Democrats are considering punishing Republican members on the Intelligence Committee who openly discussed information that was given to them at a classified briefing on interrogations.
Rep. Jan Schakowsky (D-Ill.), the chairwoman of the House Intelligence Subcommittee on Oversight and Investigations, acknowledged on MSNBC that panel members received a classified briefing on Thursday. And she said Republican members who spoke to the The Hill after the briefing could be sanctioned.
“That’s going to be a discussion that I think we’ll have,” she said.
Schakowsky made it clear that Republicans who spoke about the hearing were in direct violation of committee rules forbidding the discussion of anything that happened behind closed doors.

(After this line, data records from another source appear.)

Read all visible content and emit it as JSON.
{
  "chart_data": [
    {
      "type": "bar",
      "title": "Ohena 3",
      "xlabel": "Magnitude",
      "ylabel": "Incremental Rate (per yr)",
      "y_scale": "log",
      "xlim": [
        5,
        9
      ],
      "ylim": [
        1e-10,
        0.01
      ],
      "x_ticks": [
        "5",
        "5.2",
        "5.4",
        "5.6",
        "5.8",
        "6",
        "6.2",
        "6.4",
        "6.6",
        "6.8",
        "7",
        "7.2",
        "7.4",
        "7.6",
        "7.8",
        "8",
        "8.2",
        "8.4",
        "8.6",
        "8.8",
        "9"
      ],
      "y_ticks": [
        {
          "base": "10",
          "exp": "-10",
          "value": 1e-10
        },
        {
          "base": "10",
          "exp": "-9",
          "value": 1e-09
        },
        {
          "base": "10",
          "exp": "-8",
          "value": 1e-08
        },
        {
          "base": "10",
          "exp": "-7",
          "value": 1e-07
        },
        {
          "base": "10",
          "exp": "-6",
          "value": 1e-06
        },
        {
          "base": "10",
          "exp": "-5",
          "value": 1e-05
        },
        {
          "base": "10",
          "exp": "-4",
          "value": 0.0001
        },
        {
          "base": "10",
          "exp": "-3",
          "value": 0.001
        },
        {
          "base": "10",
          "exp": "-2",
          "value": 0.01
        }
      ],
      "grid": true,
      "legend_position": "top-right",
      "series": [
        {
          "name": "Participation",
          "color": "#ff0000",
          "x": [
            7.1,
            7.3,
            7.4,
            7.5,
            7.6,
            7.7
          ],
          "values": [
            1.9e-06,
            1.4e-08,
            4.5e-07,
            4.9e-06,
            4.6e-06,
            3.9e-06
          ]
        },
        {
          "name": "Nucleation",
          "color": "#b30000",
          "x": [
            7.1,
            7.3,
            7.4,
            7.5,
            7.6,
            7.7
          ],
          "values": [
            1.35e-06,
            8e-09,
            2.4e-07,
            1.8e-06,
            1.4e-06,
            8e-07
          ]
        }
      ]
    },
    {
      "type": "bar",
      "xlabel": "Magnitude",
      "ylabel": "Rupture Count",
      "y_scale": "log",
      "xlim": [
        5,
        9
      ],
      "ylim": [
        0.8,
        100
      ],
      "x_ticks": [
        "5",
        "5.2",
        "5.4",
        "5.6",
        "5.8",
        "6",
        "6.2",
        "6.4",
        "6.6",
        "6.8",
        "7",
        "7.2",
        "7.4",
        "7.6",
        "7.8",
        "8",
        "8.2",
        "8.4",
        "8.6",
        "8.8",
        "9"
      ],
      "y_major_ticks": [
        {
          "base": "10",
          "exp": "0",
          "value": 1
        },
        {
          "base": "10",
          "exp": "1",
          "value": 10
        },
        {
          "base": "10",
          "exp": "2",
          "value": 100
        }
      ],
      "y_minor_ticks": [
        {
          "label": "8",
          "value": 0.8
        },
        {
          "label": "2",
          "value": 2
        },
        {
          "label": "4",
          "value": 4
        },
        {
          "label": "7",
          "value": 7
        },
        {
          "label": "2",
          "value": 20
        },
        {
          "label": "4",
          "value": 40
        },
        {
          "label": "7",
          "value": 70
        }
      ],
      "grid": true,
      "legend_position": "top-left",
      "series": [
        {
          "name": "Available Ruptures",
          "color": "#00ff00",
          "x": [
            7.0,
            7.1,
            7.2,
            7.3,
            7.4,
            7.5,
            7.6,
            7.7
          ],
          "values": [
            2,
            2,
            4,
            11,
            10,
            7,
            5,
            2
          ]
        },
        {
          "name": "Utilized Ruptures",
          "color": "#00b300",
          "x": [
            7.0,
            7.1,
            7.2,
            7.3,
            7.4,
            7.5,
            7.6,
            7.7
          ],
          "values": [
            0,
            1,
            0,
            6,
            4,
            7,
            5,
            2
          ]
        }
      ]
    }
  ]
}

“Everybody understands what that means, that we are dealing with classified materials, and that the content of the briefing, all the facts surrounding the content of that briefing, are not to be disclosed,” Schakowsky said. “And so I think this is a very serious breach of our obligation as members of the committee. At the very least I would say it’s a violation of the rules.”
Following Schakowsky’s Thursday hearing, Rep. John Kline (R-Minn.), a member of the subcommittee, said he left the hearings further believing that controversial interrogation methods have been effective.
“The hearing did address the enhanced interrogation techniques that have been much in the news lately,” Kline told The Hill. “Based on what I heard and the documents I have seen, I came away with a very clear impression that we did gather information that did disrupt terrorist plots.”
The top Republican on the Intelligence Committee, Rep. Pete Hoekstra (Mich.), said his conversations with members on the subcommittee led him to draw the same conclusion.
Republicans have maintained that nothing they said violated any committee rules regarding the dissemination of classified material, or rules governing the disclosure of information discussed in a closed hearing.
Schakowsky, however, said that members who attended the hearing knew it was classified .
“We can have a debate about classification, and what shouldn’t be, but clearly the congressmen knew that we were dealing with a classified documents – documents – a classified briefing, and it was a closed hearing,” Schakowsky said.
The Central Intelligence Agency declined to comment on Thursday’s hearing or Democratic claims that Republicans may have revealed classified information.